Aujourd’hui, la démocratie idéolexique a été imposée de telle manière qu’elle est même utilisée pour nommer des systèmes autoritaires et théocratiques. Les groupes minoritaires qui décident chaque jour de la différence entre la vie et la mort pour des milliers de personnes, si en effet en privé ils ne dévaluent pas le vieil argument du salut et de la justice divine, ont tendance à préférer en public la bannière moins problématique de la démocratie et de la liberté. Les deux idéolexiques sont si positifs que leur imposition est justifiée même si c’est par voie intraveineuse.

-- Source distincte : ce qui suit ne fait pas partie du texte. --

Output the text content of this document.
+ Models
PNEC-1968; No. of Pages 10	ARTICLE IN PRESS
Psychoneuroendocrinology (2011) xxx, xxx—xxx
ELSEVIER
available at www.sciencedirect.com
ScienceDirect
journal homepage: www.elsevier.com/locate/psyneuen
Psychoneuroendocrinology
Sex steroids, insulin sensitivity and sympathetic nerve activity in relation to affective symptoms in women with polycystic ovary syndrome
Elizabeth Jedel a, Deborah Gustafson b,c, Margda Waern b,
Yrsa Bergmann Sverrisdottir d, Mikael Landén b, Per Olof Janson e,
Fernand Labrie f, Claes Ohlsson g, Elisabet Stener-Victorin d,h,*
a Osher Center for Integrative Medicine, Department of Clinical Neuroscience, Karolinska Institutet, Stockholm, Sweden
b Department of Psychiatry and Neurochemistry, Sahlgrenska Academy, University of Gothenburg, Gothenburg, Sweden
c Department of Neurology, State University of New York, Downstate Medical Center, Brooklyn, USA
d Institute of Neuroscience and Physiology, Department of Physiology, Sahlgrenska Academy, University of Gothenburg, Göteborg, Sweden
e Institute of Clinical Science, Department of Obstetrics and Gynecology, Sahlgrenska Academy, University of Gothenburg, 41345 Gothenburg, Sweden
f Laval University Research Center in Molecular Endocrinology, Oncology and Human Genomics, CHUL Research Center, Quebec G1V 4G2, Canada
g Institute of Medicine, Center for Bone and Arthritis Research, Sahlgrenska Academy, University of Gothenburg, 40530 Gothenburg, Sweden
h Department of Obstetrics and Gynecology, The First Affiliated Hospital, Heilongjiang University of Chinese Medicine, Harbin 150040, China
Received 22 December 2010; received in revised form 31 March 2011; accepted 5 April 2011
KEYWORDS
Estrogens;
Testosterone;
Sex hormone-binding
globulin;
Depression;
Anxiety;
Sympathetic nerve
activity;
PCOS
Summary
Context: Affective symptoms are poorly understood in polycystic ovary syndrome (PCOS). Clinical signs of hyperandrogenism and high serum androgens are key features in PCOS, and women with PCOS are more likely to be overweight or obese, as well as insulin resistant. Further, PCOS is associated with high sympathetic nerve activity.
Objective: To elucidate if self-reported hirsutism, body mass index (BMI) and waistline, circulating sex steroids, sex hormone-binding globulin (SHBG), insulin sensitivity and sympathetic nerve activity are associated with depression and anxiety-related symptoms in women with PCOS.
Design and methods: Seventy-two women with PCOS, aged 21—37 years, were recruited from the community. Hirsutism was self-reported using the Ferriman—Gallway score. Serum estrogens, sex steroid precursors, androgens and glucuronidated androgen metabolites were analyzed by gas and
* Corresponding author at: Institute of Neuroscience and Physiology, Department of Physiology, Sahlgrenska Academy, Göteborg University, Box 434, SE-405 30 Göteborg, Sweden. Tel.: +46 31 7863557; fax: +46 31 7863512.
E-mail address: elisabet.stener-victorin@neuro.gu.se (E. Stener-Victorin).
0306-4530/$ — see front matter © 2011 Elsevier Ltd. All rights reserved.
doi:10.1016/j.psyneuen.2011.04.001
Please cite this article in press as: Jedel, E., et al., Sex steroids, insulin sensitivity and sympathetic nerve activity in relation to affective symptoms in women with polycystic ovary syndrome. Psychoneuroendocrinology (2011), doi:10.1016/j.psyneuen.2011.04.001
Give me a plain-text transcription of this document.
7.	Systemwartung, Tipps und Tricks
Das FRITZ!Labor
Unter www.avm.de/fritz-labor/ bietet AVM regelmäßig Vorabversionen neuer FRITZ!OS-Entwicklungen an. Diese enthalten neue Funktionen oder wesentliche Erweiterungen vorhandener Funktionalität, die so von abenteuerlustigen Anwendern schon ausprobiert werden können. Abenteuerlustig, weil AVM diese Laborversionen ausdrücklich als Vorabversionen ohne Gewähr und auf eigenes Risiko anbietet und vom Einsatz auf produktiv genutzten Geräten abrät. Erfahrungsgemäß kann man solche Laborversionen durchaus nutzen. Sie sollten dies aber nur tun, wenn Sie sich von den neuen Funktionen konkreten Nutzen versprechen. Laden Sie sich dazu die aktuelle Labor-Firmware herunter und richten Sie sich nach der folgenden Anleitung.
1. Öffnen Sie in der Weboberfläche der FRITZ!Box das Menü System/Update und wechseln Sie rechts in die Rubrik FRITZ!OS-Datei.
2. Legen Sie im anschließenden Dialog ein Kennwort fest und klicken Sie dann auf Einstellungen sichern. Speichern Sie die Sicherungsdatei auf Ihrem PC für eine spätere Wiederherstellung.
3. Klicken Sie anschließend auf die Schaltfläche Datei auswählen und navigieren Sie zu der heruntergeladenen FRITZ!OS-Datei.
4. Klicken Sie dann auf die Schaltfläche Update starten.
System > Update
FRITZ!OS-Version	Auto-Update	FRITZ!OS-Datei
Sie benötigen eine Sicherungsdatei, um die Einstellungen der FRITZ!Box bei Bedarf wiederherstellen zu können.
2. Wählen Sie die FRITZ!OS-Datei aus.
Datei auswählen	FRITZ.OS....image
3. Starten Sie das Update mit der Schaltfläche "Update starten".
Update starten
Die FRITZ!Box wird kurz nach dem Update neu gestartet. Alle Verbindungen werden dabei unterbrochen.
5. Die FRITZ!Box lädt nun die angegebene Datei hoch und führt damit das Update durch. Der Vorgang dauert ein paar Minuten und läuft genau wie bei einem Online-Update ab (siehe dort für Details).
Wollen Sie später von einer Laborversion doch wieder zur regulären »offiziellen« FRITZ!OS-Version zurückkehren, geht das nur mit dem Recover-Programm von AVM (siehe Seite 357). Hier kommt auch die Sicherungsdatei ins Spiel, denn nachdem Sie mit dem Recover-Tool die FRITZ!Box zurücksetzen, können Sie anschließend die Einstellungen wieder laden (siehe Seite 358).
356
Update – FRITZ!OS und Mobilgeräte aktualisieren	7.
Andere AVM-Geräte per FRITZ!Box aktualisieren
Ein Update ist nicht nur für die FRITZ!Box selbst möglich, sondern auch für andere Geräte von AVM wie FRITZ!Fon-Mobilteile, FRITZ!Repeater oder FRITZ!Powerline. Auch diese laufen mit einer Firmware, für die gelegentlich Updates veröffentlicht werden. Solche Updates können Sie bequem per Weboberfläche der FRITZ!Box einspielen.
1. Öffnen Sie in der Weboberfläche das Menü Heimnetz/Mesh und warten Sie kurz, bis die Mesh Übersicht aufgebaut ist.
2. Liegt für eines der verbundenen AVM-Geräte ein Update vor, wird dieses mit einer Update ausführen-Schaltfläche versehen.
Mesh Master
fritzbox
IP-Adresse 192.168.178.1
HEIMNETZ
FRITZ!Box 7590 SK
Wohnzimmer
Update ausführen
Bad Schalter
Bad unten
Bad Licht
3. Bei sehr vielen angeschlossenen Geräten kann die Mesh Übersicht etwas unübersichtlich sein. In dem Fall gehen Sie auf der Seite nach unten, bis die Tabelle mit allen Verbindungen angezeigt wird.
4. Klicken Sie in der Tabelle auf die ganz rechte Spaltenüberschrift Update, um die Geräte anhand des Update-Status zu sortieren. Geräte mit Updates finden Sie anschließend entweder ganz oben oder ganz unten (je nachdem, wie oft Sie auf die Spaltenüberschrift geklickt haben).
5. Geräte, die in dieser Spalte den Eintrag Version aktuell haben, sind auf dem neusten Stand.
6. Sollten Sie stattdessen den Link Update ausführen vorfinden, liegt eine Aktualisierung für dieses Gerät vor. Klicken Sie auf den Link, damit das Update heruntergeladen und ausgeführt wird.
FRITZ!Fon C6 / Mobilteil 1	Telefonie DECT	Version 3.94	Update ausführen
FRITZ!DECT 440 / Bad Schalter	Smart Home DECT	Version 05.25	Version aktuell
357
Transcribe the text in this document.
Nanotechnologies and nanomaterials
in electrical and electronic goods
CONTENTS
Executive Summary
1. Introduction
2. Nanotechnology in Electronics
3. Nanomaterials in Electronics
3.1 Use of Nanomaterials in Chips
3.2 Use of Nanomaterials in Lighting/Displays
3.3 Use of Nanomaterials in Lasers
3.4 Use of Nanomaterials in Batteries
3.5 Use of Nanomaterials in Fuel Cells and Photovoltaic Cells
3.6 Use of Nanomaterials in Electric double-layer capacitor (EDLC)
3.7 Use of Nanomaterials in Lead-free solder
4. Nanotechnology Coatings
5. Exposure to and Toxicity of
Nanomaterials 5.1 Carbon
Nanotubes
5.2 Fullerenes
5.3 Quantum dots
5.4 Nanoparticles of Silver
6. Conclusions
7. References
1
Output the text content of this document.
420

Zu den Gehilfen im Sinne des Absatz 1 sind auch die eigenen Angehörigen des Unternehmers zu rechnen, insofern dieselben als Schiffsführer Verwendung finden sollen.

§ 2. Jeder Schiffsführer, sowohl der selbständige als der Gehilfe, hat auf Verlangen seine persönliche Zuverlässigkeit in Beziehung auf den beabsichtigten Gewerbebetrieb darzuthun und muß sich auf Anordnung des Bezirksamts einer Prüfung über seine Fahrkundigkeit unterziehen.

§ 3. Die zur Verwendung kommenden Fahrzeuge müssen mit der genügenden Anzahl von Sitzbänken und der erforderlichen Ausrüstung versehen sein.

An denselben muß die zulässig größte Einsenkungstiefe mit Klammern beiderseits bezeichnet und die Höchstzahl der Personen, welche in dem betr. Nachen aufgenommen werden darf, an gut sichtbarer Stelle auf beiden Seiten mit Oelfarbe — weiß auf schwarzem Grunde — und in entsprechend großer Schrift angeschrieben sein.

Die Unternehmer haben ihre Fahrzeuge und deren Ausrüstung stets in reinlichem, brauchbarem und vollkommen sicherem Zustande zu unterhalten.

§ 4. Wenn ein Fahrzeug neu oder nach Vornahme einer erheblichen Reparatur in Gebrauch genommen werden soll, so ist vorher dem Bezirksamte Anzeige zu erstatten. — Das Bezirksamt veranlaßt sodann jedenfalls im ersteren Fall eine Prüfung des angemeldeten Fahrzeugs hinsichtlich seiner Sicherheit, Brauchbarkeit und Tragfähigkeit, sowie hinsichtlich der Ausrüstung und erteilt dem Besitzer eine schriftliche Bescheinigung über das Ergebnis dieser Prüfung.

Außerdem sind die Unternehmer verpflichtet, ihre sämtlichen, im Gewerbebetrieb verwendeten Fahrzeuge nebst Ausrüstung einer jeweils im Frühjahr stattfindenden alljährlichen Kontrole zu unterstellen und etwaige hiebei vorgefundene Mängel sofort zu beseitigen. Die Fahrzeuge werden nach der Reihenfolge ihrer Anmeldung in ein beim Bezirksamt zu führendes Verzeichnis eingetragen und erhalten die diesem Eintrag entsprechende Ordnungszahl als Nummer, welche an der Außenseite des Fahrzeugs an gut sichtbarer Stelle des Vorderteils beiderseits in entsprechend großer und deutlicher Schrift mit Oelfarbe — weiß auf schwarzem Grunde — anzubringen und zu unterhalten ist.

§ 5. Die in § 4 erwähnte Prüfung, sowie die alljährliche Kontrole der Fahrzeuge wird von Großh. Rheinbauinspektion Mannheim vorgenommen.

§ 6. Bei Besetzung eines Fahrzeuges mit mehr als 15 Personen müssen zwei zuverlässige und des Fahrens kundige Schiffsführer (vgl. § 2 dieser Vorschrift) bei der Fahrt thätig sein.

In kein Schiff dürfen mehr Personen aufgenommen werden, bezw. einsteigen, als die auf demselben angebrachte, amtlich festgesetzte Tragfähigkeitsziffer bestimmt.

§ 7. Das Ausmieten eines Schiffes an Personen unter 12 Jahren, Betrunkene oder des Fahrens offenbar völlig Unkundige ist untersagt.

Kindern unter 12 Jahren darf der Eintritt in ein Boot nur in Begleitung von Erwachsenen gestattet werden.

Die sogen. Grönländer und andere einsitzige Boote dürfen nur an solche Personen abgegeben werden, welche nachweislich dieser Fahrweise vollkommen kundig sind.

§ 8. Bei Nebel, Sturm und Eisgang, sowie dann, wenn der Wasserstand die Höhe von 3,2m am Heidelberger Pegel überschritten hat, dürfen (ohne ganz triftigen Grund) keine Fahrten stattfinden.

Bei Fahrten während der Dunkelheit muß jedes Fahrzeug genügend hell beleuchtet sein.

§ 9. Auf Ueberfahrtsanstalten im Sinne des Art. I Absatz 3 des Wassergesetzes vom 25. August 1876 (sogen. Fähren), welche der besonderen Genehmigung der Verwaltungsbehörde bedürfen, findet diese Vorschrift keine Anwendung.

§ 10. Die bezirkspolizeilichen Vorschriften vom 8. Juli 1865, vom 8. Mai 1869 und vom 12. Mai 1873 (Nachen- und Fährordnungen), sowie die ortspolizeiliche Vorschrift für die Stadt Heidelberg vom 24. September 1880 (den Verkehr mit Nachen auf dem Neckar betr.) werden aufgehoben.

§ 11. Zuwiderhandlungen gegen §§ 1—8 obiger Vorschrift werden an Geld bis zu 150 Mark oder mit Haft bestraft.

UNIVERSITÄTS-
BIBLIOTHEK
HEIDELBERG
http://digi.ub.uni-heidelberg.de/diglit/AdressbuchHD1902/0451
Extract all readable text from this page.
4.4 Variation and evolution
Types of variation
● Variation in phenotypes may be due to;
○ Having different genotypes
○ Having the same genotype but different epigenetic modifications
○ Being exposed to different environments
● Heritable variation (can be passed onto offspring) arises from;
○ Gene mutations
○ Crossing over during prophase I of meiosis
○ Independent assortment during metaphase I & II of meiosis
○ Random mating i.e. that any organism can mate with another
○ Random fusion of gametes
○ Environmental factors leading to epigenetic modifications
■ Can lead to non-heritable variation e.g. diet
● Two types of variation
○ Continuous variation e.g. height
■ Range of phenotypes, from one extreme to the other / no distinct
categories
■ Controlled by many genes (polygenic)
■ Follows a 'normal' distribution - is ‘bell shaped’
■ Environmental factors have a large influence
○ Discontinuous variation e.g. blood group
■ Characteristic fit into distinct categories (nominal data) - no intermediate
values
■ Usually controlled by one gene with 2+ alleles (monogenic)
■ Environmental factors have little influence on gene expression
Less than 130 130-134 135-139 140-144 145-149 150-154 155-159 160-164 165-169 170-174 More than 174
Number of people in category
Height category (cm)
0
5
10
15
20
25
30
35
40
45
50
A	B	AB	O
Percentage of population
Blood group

Parce qu’ils ont imposé une culture par la force, les conquistadors espagnols sont considérés comme barbares. Ceux qui font la même chose aujourd’hui sont motivés, cette fois à coup sûr, par de bonnes raisons : la démocratie, la liberté – nos valeurs, qui sont toujours les meilleures. Mais comme les héros d’hier sont les barbares d’aujourd’hui, les héros d’aujourd’hui seront les barbares de demain.
Si la morale et ses extraits les plus élémentaires représentent la conscience collective de l’espèce, il est probable que la démocratie directe finira par signifier une forme de pensée collective. Paradoxalement, la pensée collective est incompatible avec la pensée uniforme. Ceci pour les raisons mentionnées précédemment: la pensée uniforme peut être le résultat d’un intérêt sectaire, d’un intérêt de classe, d’un intérêt national. En revanche, la pensée collective est perfectionnée dans la diversité de toutes les possibilités, agissant au profit de l’humanité et non au nom des minorités en conflit.
Dans un scénario similaire, il n’est pas difficile d’imaginer une nouvelle ère avec moins de conflits sectaires et de guerres absurdes qui ne profitent qu’à sept cavaliers puissants, tandis que des nations entières meurent, fanatiquement ou non, au nom de l’ordre, de la liberté et de la justice.